The association of conotruncal heart defects with 22q11.2 chromosomal microdeletions is well established. However, it is not clear whether particular types of conotruncal malformations or additional cardiovascular anomalies are associated with microdeletions. In addition, cardiac surgery outcome in children with conotruncal defects and del22q11.2 is not well described. We prospectively enrolled 214 children with conotruncal defects: 126 with tetralogy of Fallot (TOF), 18 with pulmonary atresia-ventricular septal defect (PA-VSD), 15 with truncus arteriosus communis (TAC) type I, one with interrupted aortic arch (IAA) type B, and 54 with the transposition of great arteries, who were consecutively hospitalized at the Pediatric Cardiology Department between 2003 and 2005. 22q11.2 microdeletion was identified by fluorescence in situ hybridization. The postoperative course following cardiac surgery was compared in patients with TOF and its more severe form, PA-VSD, with/without del22q11.2 (groups A and B) and TAC with/without del22q11.2 (groups C and D). In 15 of 214 patients, 22q11.2 microdeletion was diagnosed (in 11 with TOF/PA-VSD, in three with TAC, in one with IAA type B).

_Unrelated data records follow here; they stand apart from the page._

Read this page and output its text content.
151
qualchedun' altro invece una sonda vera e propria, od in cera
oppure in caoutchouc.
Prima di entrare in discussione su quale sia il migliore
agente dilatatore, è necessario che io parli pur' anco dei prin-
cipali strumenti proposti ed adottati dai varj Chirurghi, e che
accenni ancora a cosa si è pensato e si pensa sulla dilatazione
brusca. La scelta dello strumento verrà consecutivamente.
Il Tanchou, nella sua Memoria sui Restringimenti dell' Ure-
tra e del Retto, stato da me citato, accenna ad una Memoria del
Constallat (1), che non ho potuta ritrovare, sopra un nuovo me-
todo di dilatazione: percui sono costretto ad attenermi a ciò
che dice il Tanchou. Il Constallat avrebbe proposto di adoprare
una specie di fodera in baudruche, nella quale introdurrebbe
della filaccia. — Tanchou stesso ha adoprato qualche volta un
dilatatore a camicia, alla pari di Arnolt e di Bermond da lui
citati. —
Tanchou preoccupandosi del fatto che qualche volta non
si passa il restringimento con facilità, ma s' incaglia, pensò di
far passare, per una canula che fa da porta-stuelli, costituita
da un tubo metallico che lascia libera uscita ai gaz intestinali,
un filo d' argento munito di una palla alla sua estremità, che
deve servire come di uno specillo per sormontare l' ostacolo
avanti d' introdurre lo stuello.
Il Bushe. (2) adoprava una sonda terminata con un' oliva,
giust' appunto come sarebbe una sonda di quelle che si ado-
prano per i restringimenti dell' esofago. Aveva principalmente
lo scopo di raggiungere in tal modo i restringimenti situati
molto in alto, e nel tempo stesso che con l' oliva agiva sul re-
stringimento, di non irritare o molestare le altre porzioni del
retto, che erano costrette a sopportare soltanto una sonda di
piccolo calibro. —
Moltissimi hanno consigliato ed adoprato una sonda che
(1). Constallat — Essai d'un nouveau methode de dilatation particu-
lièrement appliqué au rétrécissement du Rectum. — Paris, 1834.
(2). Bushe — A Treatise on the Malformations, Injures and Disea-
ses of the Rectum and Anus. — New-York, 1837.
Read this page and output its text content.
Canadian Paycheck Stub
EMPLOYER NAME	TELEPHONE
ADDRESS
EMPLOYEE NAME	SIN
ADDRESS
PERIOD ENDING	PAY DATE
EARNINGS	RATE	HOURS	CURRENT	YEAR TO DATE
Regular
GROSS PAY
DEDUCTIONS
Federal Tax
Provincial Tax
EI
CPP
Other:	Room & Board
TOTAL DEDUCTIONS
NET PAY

In patients with TOF/PA-VSD and microdeletion anatomic features that were significantly associated with 22q11.2, deletion included right aortic arch (p = 0.018), aberrant right subclavian artery (p < 0.001), and major aortopulmonary collateral arteries (p = 0.016). A complicated postoperative course was more frequent and mortality was higher in patients with conotruncal defects and with/without microdeletion. We conclude that additional cardiovascular anomalies are significantly more frequent in children with 22q11.2 microdeletion and TOF/PA-VSD. Children with conotruncal heart defects and 22q11.2 microdeletion more frequently experienced complicated postoperative course after cardiac surgery.
圆锥动脉干心脏缺陷与22q11.2染色体微缺失之间的关联已得到充分证实。然而,尚不清楚特定类型的圆锥动脉干畸形或其他心血管异常是否与微缺失相关。此外,关于患有圆锥动脉干缺陷和22q11.2缺失的儿童心脏手术结果的描述并不充分。我们前瞻性地纳入了214例患有圆锥动脉干缺陷的儿童:126例法洛四联症(TOF)、18例肺动脉闭锁-室间隔缺损(PA-VSD)、15例I型共同动脉干(TAC)、1例B型主动脉弓中断(IAA)以及54例大动脉转位,这些患儿于2003年至2005年间在儿科心脏病科连续住院。通过荧光原位杂交鉴定22q11.2微缺失。比较了患有TOF及其更严重形式PA-VSD且有/无22q11.2缺失的患者(A组和B组)以及患有TAC且有/无22q11.2缺失的患者(C组和D组)心脏手术后的病程。在214例患者中,有15例被诊断出22q11.2微缺失(11例TOF/PA-VSD、3例TAC、1例B型IAA)。在患有TOF/PA-VSD和微缺失的患者中,与22q11.2缺失显著相关的解剖特征包括右位主动脉弓(p = 0.018)、迷走右锁骨下动脉(p < 0.001)以及主要的体肺侧支动脉(p = 0.016)。患有圆锥动脉干缺陷且有/无微缺失的患者术后病程复杂更为常见,死亡率更高。我们得出结论,22q11.2微缺失且患有TOF/PA-VSD的儿童中,其他心血管异常明显更为常见。患有圆锥动脉干心脏缺陷且有22q11.2微缺失的儿童心脏手术后更常经历复杂的术后病程。